Ekspert przypominając Edwarda Gierka, powołuje się w swoim najnowszym raporcie na dane Głównego Urzędu Statystycznego.
Czytaj i zobacz: Epokę Edwarda Gierka wspominamy z rozrzewnieniem. Dlaczego? [zdjęcia, wideo]
Za Edwarda Gierka budowano 270 tys. mieszkań rocznie
- Pokazują one bowiem, że w latach 1971-1978 - czyli gdy Edward Gierek był pierwszym sekretarzem KC PZPR - oddawano do użytkowania przeciętnie 270 tys. mieszkań rocznie - podkreśla Bartosz Turek. - Jest to wynik dwukrotnie lepszy niż w całym 2010 roku oraz o ponad 60 procent wyższy niż w rekordowym 2008 roku, kiedy to powstało 165 tys. nowych mieszkań.
Czytaj też: Jak żyje się w mieszkaniach z wielkiej płyty? Opowiadają mieszkańcy toruńskiego Rubinkowa
UWAGA! W epoce Edwarda Gierka w Bydgoszczy wybudowano prawie 27 tys. mieszkań, zaś w Toruniu blisko 15 tys. - tak wynika z danych statystycznych.
- W latach 70. bardziej liczyła się ilość niż jakość - komentuje Renata Staszak, inżynier budownictwa i dyrektor biura Kujawsko-Pomorskiej Okręgowej Izby Inżynierów Budownictwa.
Jednak mimo tak kategorycznego stwierdzenia przyznaje: - Tak jak dzisiaj, tak i wtedy powstawały budynki wysokiej oraz niższej jakości. Bloki z wielkiej płyty na pewno nie były najgorsze pod względem konstrukcyjnym.
Za Edwarda Gierka nie było mowy m.in. o prostych ścianach
- Ich jedynym newralgicznym punktem były połączenia płyt - dodaje Renata Staszak. - Dużo zależało od tego jak do zadania przyłożyła się ekipa budowlana. Efekty jej pracy widać do dziś. Gdy pod koniec ubiegłego roku na osiedlu w Zielonej Górze wybuchły kuchenki gazowe, od bloku odpadła jedna płyta.

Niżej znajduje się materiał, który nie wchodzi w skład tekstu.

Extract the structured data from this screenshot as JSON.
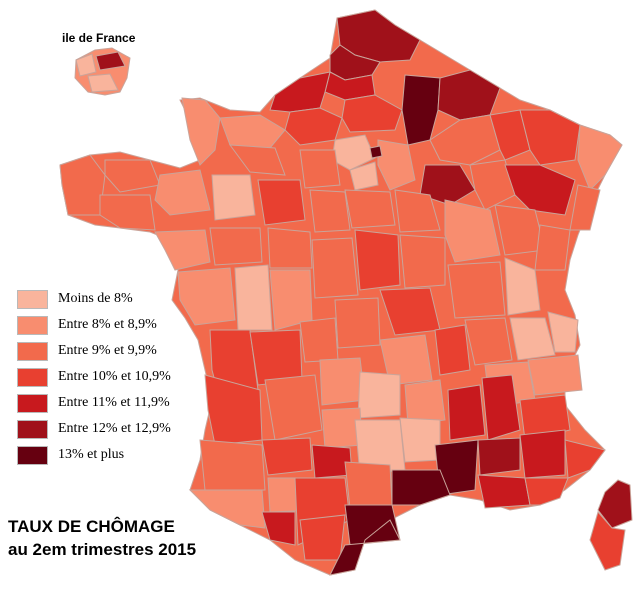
{
  "inset_label": "ile de France",
  "title_line1": "TAUX DE CHÔMAGE",
  "title_line2": "au 2em trimestres 2015",
  "legend": [
    {
      "label": "Moins de 8%",
      "color": "#f9b49c"
    },
    {
      "label": "Entre 8% et 8,9%",
      "color": "#f88d6f"
    },
    {
      "label": "Entre 9% et 9,9%",
      "color": "#f26a4c"
    },
    {
      "label": "Entre 10% et 10,9%",
      "color": "#e84030"
    },
    {
      "label": "Entre 11% et 11,9%",
      "color": "#c8191e"
    },
    {
      "label": "Entre 12% et 12,9%",
      "color": "#a0111a"
    },
    {
      "label": "13% et plus",
      "color": "#660010"
    }
  ]
}
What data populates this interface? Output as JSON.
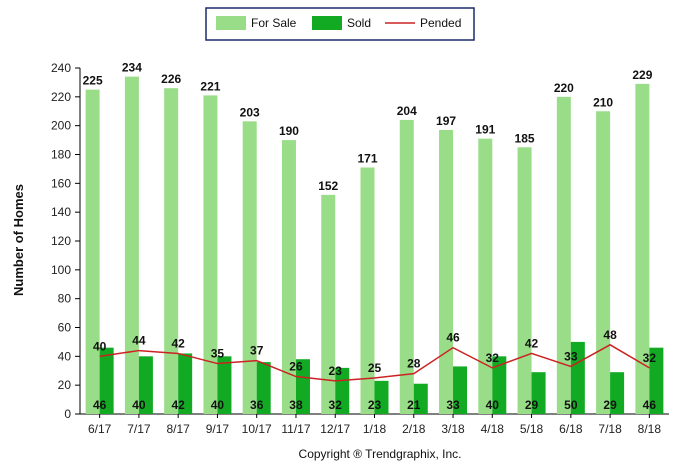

Ale reszta się utrzymała.
Krytycy budynków z czasów Gierka wskazują też inne ich wady.
- Wiele osób odpycha w wielkiej płycie skrajnie modernistyczna architektura, krzywe ściany, problemy z wentylacją, akustyką i termoizolacyjnością, czy chociażby wielkość i wysokość pokoi - wylicza Bartosz Turek. - Po drugiej stronie barykady stoją natomiast zwolennicy tego typu budownictwa, którzy wskazują na dobrze rozwiniętą infrastrukturę, często atrakcyjną lokalizację i dobrą komunikację, a także duże przestrzenie między poszczególnymi blokami na terenie osiedli budowanych w technologii wielkopłytowej.
Mieszkania z wielkiej płyty: kusi niska cena
Jak mówią niektórzy pośrednicy w obrocie nieruchomościami, blokowiska to prawie drugie miasta. Na ich terenie jest wszystko - szkoły, przedszkola, sklepy, przystanki autobusowe i tramwajowe.
- Klienci najchętniej kupują mieszkania w wielkiej płycie. Oprócz lokalizacji powodem jest także cena - przyznaje Katarzyna Rutkowska z Biura Nieruchomości KMI w Toruniu. - Mieszkania w blokach z wielkiej płyty są najtańsze.
Metr kwadratowy kosztuje w nich przeciętnie od 3,5 do 3,9 tys. zł. Tymczasem w nowym budownictwie ceny metra kwadratowego zaczynają się od 4 tys. zł.
- Poza tym na rynku wtórnym można znaleźć mieszkanie z wykafelkowaną łazienką i umeblowaną kuchnią. Co obniża koszt remontu, który musieliby przeprowadzić nowi właściciele lokalu - podpowiada Katarzyna Rutkowska.
Czytaj też: Wielka płyta. Szara i brzydka?
Chcą mieszkań takiej wielkości jak za Edwarda Gierka
- W 2010 roku co trzecie mieszkanie sprzedane na rynku wtórnym znajdowało się w budynku z wielkiej płyty - podaje Bartosz Turek i wskazuje jeszcze jeden argument przemawiający na korzyść nieruchomości z lat 70.
Obecnie przedsiębiorstwa budują większe mieszkania niż chcieliby kupić ich klienci. - W ubiegłym roku deweloperzy oddawali do użytkowania lokale o przeciętnej powierzchni 66,3 m kw. W tym czasie w największych miastach w kraju klienci chcieli kupić lokale o przeciętnej powierzchni 51,5 m kw., czyli takiej jaką miały mieszkania, budowane w latach siedemdziesiątych - dodaje Turek.